Blue Origin e l’arte di fare le leccate ai potenti: la nuova missione spaziale di Jeff Bezos

Blue Origin e l'arte di fare le leccate ai potenti: la nuova missione spaziale di Jeff Bezos

Immaginate di dover affrontare il boss finale di un dungeon ultra-difficile, ma invece di studiare le pattern delle sue mosse o trovare un exploit nel codice, decidete semplicemente di iniziare a lodare la sua splendida parrucca e il suo modo di gestire il server.

Sembra una strategia da player dilettante, ma secondo le ultime indiscrerità che arrivano dagli USA, Jeff Bezos ci sta provando seriamente con Blue Origin. La notizia, che ha fatto il giro del web tramite Gizmodo, suggerisce che la strategia di punta per far decollare la sua azienda di esplorazione spaziale non sia tanto l’innovazione nei motori a combustione, quanto una massiccia ondata di ‘sycophancy’ – ovvero, una dose industriale di compiacimento nei confronti di Donald Trump.

Sì, avete letto bene. Mentre noi nerd passiamo le notti a ottimizzare script Python o a cercare di far girare un modello LLM su un hardware che non lo supporterrebbe nemmeno per sbaglio, i big della tech stanno giocando una partita diversa. Non si tratta di algoritmi, ma di networking di alto livello, di quel tipo di networking che scambia i protocolli di comunicazione con le lobby politiche.

Certo, per noi che viviamo in Italia, questa dinamica può sembrare una roba lontana, un dramma da serie TV politica americana tipo ‘House of Cards’. Non è che domani mattina i regolamenti dell’ESA o le direttive dell’UE cambieranno perché Bezos ha fatto un complimento a Trump. Però, il problema è sistemico. Quando le aziende che hanno il potere di decidere chi arriva sulla Luna o chi controlla l’infrastruttura critica del futuro iniziano a basare il proprio roadmap non sulla superiorità tecnica, ma sulla capacità di ingraziarsi chi detiene il potere decisionale, il progresso rallenta per tutti.

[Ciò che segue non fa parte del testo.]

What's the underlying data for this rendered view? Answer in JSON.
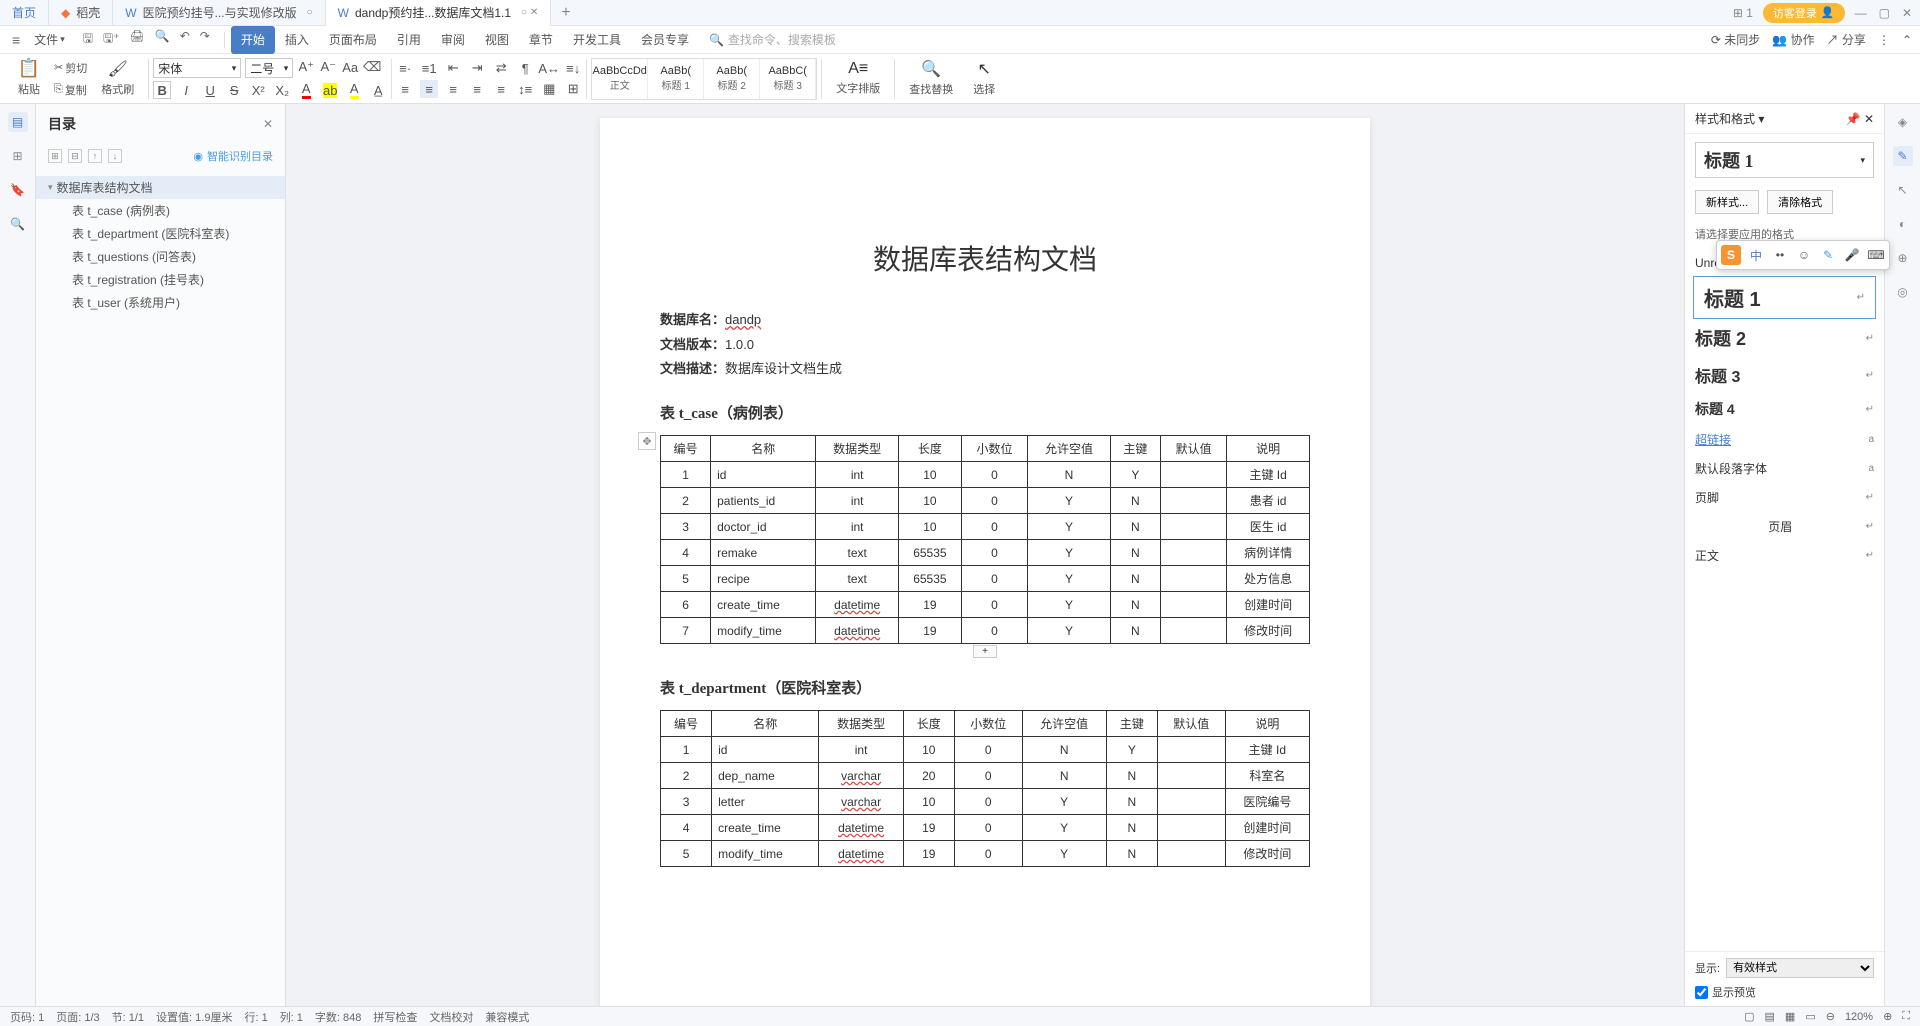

È lo stesso meccanismo che vediamo quando un grande vendor decide di chiudere il proprio ecosistema in un recinto impenetrabile solo perché è più profittevole e meno soggetto a controlli. È la morte della meritocrazia tecnica. Se la vittoria non va a chi scrive il codice più pulito o a chi progetta il razzo più efficiente, ma a chi sa fare il ‘yes-man’ più convincente, siamo messi male.

In fondo, l’esplorazione spaziale dovrebbe essere la frontiera finale dell’ingegno umano, un test di puro hardware e software. Se invece diventa solo un’estensione delle dinamiche di potere terrestre, tanto vale restare qui a lottare con i bug dei framework JavaScript. Speriamo solo che, tra un lancio e l’altro, non finiscano per lanciare nello spazio solo la propria vanità.